Most people probably don't know this, but when Nintendo brought the awesome Brain Age to North America, they added one feature before releasing it - sudoku. It added a bit of value to an already stellar cartridge, and managed to take advantage of the current puzzle craze in North America.
It also made Sudoku Gridmaster - a very vanilla version of digital sudoku - almost obsolete.
On the one hand, you have Brain Age, which features sudoku along with a dozen or so other activities to keep you entertained for $20. On the other hand, you've got Sudoku Gridmaster, which features nothing but sudoku (with four times the puzzles) for the same price.

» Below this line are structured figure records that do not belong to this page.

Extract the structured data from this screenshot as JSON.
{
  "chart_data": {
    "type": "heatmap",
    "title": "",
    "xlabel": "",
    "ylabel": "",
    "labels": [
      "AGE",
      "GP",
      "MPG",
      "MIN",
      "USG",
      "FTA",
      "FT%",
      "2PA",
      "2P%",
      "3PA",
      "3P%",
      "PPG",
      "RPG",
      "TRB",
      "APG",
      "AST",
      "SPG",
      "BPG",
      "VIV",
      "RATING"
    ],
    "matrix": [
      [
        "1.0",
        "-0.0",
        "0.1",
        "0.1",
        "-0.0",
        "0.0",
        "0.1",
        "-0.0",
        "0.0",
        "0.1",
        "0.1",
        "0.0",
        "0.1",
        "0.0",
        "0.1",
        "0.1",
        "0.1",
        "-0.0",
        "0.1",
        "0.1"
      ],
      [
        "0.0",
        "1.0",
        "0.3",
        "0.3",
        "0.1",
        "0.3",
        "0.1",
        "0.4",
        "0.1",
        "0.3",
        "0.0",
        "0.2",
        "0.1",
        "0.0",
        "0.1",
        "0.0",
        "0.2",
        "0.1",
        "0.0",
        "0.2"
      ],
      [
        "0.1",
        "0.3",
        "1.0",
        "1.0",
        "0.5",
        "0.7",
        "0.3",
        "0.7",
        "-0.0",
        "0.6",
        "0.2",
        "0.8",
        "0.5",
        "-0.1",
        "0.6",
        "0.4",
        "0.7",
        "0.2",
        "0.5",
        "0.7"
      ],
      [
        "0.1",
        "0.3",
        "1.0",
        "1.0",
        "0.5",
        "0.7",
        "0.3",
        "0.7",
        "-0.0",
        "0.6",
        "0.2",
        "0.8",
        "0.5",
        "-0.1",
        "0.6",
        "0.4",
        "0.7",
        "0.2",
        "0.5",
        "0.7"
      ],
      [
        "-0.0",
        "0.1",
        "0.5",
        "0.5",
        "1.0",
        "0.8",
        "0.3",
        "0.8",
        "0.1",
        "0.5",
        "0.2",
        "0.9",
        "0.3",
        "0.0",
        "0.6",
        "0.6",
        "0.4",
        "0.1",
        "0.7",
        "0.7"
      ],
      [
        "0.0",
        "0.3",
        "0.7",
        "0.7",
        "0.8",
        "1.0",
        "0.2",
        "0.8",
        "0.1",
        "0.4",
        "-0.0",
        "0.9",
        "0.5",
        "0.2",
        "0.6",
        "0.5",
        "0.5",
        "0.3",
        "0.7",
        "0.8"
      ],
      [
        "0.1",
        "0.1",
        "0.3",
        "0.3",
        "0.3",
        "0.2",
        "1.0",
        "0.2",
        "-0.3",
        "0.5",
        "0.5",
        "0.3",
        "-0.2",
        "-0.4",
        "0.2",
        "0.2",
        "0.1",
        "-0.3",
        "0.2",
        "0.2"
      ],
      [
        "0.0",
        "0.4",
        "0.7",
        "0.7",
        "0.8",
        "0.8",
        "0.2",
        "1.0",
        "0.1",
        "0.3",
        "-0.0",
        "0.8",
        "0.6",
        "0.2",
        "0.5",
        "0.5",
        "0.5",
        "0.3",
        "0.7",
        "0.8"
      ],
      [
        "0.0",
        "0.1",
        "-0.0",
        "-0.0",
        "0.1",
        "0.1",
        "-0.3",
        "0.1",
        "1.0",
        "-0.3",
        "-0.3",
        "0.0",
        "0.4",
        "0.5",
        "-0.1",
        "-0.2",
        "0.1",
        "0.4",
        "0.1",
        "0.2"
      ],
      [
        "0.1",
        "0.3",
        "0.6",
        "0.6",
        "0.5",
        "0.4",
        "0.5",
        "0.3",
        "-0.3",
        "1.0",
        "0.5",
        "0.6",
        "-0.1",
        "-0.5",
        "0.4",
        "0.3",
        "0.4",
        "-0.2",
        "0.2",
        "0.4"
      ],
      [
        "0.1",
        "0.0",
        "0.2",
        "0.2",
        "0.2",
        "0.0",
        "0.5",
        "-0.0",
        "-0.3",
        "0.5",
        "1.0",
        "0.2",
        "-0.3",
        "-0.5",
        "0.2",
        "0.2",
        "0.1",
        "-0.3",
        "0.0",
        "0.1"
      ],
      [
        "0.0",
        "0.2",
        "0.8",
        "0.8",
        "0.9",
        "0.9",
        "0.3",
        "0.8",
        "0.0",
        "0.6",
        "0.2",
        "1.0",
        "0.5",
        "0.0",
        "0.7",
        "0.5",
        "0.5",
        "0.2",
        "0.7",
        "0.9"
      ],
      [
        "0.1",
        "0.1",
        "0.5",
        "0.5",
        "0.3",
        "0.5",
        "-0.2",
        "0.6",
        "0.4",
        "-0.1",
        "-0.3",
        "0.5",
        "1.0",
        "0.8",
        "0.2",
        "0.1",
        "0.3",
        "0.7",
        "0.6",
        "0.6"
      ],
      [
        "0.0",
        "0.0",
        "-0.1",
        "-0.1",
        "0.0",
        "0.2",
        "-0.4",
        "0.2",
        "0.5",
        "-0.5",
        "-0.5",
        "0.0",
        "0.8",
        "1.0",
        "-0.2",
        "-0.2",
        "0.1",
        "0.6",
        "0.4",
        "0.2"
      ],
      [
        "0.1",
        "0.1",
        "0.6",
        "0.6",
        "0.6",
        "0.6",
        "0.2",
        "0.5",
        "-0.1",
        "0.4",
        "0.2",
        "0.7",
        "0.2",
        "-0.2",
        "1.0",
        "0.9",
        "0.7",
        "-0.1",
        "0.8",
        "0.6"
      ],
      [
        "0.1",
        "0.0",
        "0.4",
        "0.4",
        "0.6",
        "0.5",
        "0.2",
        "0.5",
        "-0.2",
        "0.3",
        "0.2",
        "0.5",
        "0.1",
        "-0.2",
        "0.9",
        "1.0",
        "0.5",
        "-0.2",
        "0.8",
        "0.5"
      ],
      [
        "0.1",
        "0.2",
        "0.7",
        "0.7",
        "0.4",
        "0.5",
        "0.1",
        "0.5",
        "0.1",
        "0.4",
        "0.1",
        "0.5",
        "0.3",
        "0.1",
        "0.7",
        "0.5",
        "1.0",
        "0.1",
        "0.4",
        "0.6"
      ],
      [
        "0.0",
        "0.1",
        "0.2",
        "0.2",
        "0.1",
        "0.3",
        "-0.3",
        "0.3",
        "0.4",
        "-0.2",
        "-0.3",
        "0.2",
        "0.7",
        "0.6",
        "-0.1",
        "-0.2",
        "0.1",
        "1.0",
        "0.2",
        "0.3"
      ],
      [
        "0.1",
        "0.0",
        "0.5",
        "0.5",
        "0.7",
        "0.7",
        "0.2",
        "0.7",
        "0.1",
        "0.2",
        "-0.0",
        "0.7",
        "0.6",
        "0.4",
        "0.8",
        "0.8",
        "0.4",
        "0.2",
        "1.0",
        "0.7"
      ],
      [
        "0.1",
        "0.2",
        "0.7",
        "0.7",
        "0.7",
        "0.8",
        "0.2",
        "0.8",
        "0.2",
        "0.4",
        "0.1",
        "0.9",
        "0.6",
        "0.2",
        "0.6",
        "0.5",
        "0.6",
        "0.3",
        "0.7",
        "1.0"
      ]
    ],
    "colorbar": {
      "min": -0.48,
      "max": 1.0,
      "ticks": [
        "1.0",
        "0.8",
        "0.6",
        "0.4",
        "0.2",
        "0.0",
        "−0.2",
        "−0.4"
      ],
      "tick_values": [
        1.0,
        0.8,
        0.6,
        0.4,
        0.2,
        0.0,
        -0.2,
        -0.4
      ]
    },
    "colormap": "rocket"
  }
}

Increase in puzzles aside, Gridmaster is arguably the lesser game when it comes to the puzzle aspect. The interface in Gridmaster feels so clunky next to Brain Age. It takes way too many commands to set placeholder numbers, and they're so tiny that they're hard to see. Plus, if you choose to use the number drawing feature - instead of putting in numbers by tapping an on-screen keyboard - you'll find the stylus recognition to be pretty dodgy.
Technically Gridmaster delivers exactly what it promises: sudoku on the DS. There's nothing particularly wrong with this package; it just feels so bare-bones compared to even the more mediocre portable versions to come before it. Where's the multiplayer mode? What about an option to create your own puzzles? Heck, even a few more music and background options would do something to make this feel a bit more worthwhile.
Considering the handful of sudoku games already available for the DS and Game Boy Advance, it's hard to recommend Gridmaster at all. Heck, even Go! Sudoku on the PSP delivers a better experience than this despite the lack of a touch screen on the system.
If you've already completed every sudoku puzzle in Brain Age and you just can't get enough, Gridmaster is definitely easy on the wallet. But it should be your second (or even third) choice for a portable sudoku fix.